Dalam instruksi mendagri dari Tito, jika instruksi dilanggar, kepala daerah bisa diberhentikan. Menurut Bima, kepala daerah tidak bisa begitu saja diberhentikan meski dalam instruksi mendagri telah diatur.
”Prosesnya cukup panjang dan harus ada pembuktian. Kenapa? Agar tidak ada politisasi. Jadi, tidak seperti di zaman dulu, misalnya, ketika kepala daerah ditunjuk langsung bisa dicopot, sekarang, kan, tidak. Artinya, kepala daerah bertugas melindungi dan menjamin ketertiban seluruh warga. Namun, harus dibedakan ketika dianggap melanggar protokol kesehatan itu. Tidak begitu saja tiba-tiba karena ada kerumunan dibiarkan dan diberhentikan, kan, tidak bisa. Kita memiliki ikhtiar yang sama untuk menangani pandemi Covid-19,” kata Bima.
Bima melanjutkan, pihaknya saat ini tidak hanya selalu berkoordinasi dengan pemerintah pusat dan daerah di sekitarnya, tetapi juga berkolaborasi langsung dengan TNI dan Polri. Hal itu ditunjukkan dengan membentuk tim elang sebagai tim pengawas protokol kesehatan yang melibatkan langsung TNI, Polri, satpol PP, sukarelawan pemuda, dan organisasi masyarakat. Selanjutnya ada tim merpati sebagai tim edukasi yang berisi sukarelawan, Ikatan Dokter Indonesia (IDI), Majelis Ulama Indonesia, dan Forum Kerukunan Umat Beragama.

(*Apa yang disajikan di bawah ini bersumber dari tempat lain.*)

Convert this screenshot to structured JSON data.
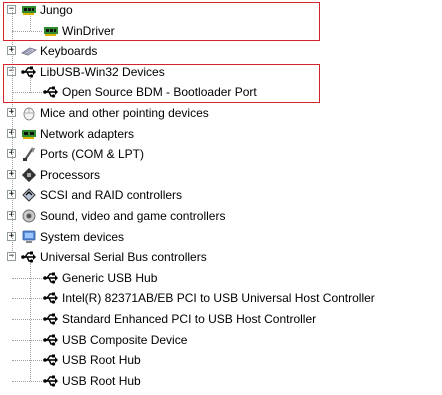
{
  "tree": {
    "groups": [
      {
        "label": "Jungo",
        "icon": "pci-card-icon",
        "expanded": true,
        "children": [
          {
            "label": "WinDriver",
            "icon": "pci-card-icon"
          }
        ]
      },
      {
        "label": "Keyboards",
        "icon": "keyboard-icon",
        "expanded": false
      },
      {
        "label": "LibUSB-Win32 Devices",
        "icon": "usb-icon",
        "expanded": true,
        "children": [
          {
            "label": "Open Source BDM - Bootloader Port",
            "icon": "usb-icon"
          }
        ]
      },
      {
        "label": "Mice and other pointing devices",
        "icon": "mouse-icon",
        "expanded": false
      },
      {
        "label": "Network adapters",
        "icon": "network-adapter-icon",
        "expanded": false
      },
      {
        "label": "Ports (COM & LPT)",
        "icon": "port-icon",
        "expanded": false
      },
      {
        "label": "Processors",
        "icon": "processor-icon",
        "expanded": false
      },
      {
        "label": "SCSI and RAID controllers",
        "icon": "scsi-icon",
        "expanded": false
      },
      {
        "label": "Sound, video and game controllers",
        "icon": "speaker-icon",
        "expanded": false
      },
      {
        "label": "System devices",
        "icon": "computer-icon",
        "expanded": false
      },
      {
        "label": "Universal Serial Bus controllers",
        "icon": "usb-icon",
        "expanded": true,
        "children": [
          {
            "label": "Generic USB Hub",
            "icon": "usb-icon"
          },
          {
            "label": "Intel(R) 82371AB/EB PCI to USB Universal Host Controller",
            "icon": "usb-icon"
          },
          {
            "label": "Standard Enhanced PCI to USB Host Controller",
            "icon": "usb-icon"
          },
          {
            "label": "USB Composite Device",
            "icon": "usb-icon"
          },
          {
            "label": "USB Root Hub",
            "icon": "usb-icon"
          },
          {
            "label": "USB Root Hub",
            "icon": "usb-icon"
          }
        ]
      }
    ]
  },
  "expander_symbols": {
    "expanded": "−",
    "collapsed": "+"
  },
  "highlight_color": "#d4242b"
}
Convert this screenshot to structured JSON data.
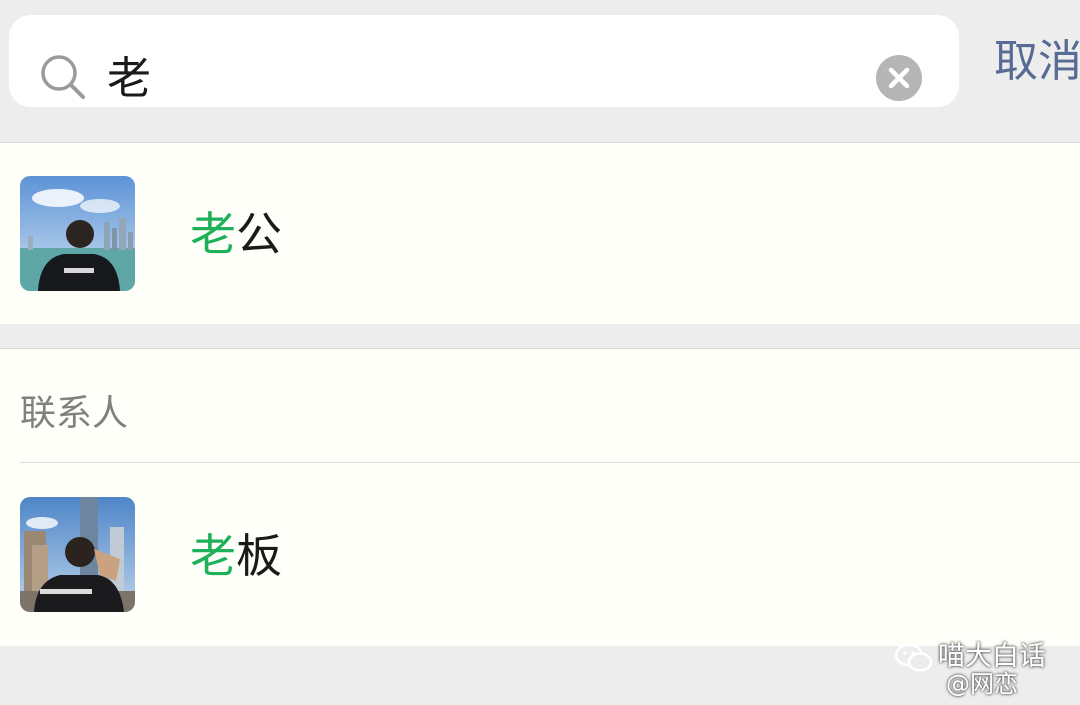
{
  "search": {
    "query": "老",
    "cancel_label": "取消"
  },
  "top_result": {
    "name_highlight": "老",
    "name_rest": "公"
  },
  "contacts": {
    "header": "联系人",
    "items": [
      {
        "name_highlight": "老",
        "name_rest": "板"
      }
    ]
  },
  "watermark": {
    "account": "喵大白话",
    "handle": "@网恋"
  },
  "colors": {
    "highlight": "#1fb05a",
    "cancel": "#586b95",
    "background": "#ededed"
  },
  "icons": [
    "search-icon",
    "clear-icon",
    "wechat-logo-icon",
    "weibo-logo-icon"
  ]
}
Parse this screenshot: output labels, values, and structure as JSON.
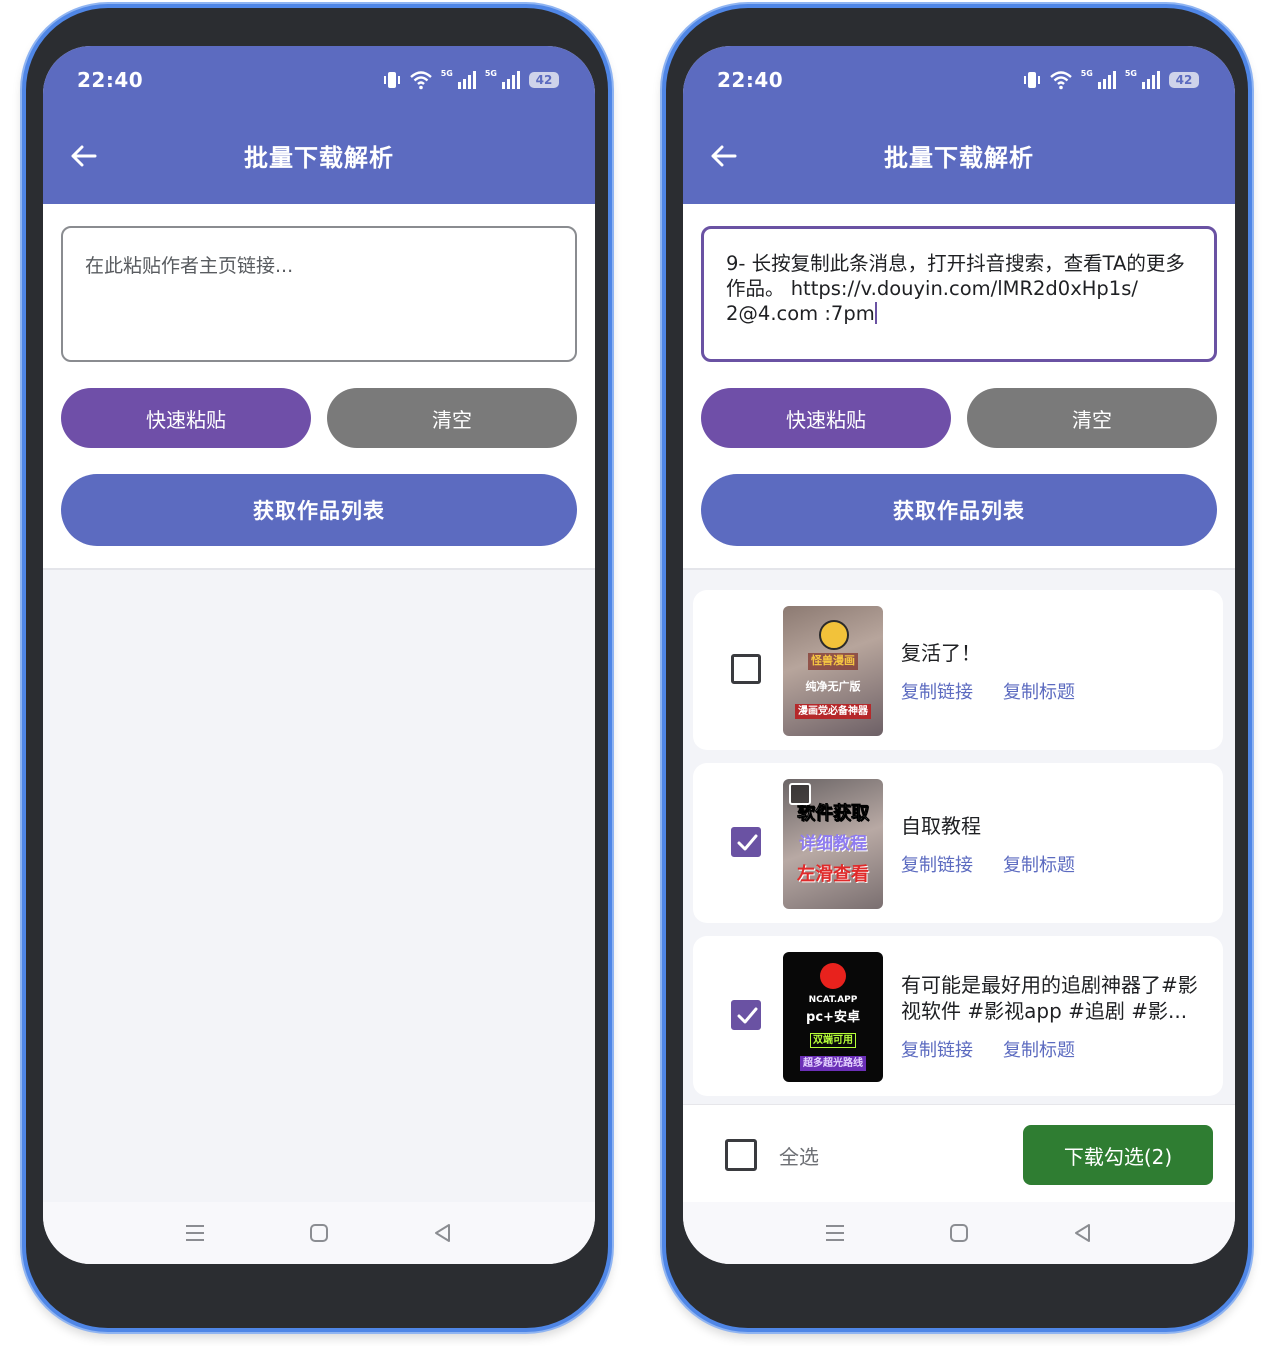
{
  "status": {
    "time": "22:40",
    "signal_label": "5G",
    "battery": "42"
  },
  "header": {
    "title": "批量下载解析"
  },
  "input": {
    "placeholder": "在此粘贴作者主页链接...",
    "value": "9- 长按复制此条消息，打开抖音搜索，查看TA的更多作品。 https://v.douyin.com/lMR2d0xHp1s/ 2@4.com :7pm"
  },
  "buttons": {
    "paste": "快速粘贴",
    "clear": "清空",
    "fetch": "获取作品列表"
  },
  "items": [
    {
      "title": "复活了！",
      "checked": false,
      "thumb_text": [
        "怪兽漫画",
        "纯净无广版",
        "漫画党必备神器"
      ]
    },
    {
      "title": "自取教程",
      "checked": true,
      "thumb_text": [
        "软件获取",
        "详细教程",
        "左滑查看"
      ]
    },
    {
      "title": "有可能是最好用的追剧神器了#影视软件 #影视app #追剧 #影...",
      "checked": true,
      "thumb_text": [
        "NCAT.APP",
        "pc+安卓",
        "双端可用",
        "超多超光路线"
      ]
    }
  ],
  "item_links": {
    "copy_link": "复制链接",
    "copy_title": "复制标题"
  },
  "footer": {
    "select_all": "全选",
    "download": "下载勾选(2)"
  },
  "colors": {
    "primary": "#5c6bc0",
    "accent_purple": "#6f4fa8",
    "gray_button": "#7a7a7a",
    "download_green": "#2f7d32"
  },
  "icons": [
    "back-arrow-icon",
    "vibrate-icon",
    "wifi-icon",
    "signal-icon",
    "battery-icon",
    "menu-icon",
    "home-icon",
    "back-triangle-icon",
    "checkmark-icon"
  ]
}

”Data menunjukkan tingkat penularan di tempat-tempat umum, yang selama ini menjadi bagian dari obyek pengawasan tim elang, sangat minim. Justru tingkat penularan tinggi ada di keluarga dan perkantoran. Jadi, saya melihat tim elang memiliki andil untuk menekan penularan di tempat-tempat umum yang bisa menimbulkan keramaian,” tutur Bima.
Dari tim elang dan tim merpati, Bima mengingatkan, ketegasan penindakan harus disertai dengan langkah pencegahan, seperti edukasi kepada publik. ”Kalau ketegasan tanpa edukasi, itu kezaliman. Makanya, menurut saya, perlu memadukan antara preventif dan kegiatan law enforcement (penegakanhukum),” kata Bima.
Diberitakan sebelumnya, instruksi itu tertuang dalam Instruksi Mendagri Nomor 6 Tahun 2020 tentang Penegakan Protokol Kesehatan untuk Pengendalian Penyebaran Covid-19 yang terbit pada Rabu (18/11/2020).
Di dalamnya tertera tiga instruksi Mendagri. Selain meminta kepala daerah menegakkan secara konsisten protokol kesehatan Covid-19, juga tertera permintaan mengambil langkah-langkah proaktif untuk mencegah penularan Covid-19. Pencegahan dapat dilakukan dengan cara humanis. Adapun penindakan, termasuk pembubaran kerumunan, dilakukan secara tegas dan terukur sebagai upaya terakhir.
Instruksi ketiga, kepala daerah harus menjadi teladan, termasuk tidak ikut dalam kerumunan yang berpotensi melanggar protokol kesehatan.
Di butir selanjutnya, Mendagri mengingatkan kepala daerah yang melanggar aturan perundang-undangan, terutama terkait penanganan Covid-19, dapat diberhentikan. Sanksi ini mengacu pada Pasal 78 Undang-Undang Nomor 23 Tahun 2014 tentang Pemerintahan Daerah (Pemda).
Pasal 78 UU Pemda berisi sanksi pemberhentian bagi kepala daerah-wakil kepala daerah yang tak menaati ketentuan perundang-undangan. Ketentuan yang dimaksud termasuk soal penegakan protokol kesehatan yang tak hanya tertuang dalam undang-undang, tetapi juga peraturan daerah dan peraturan kepala daerah.
Dalam rapat dengan Komisi II DPR, di Jakarta, Rabu, Tito menyampaikan, instruksi itu diterbitkan karena melihat belakangan ini masih terjadi kerumunan orang yang melanggar protokol kesehatan di sejumlah daerah. Dihadapkan pada persoalan tersebut, kepala daerah seolah-olah tak mampu menanganinya. Instruksi juga diterbitkan sebagai tindak lanjut arahan Presiden Joko Widodo saat rapat terbatas kabinet, Senin lalu.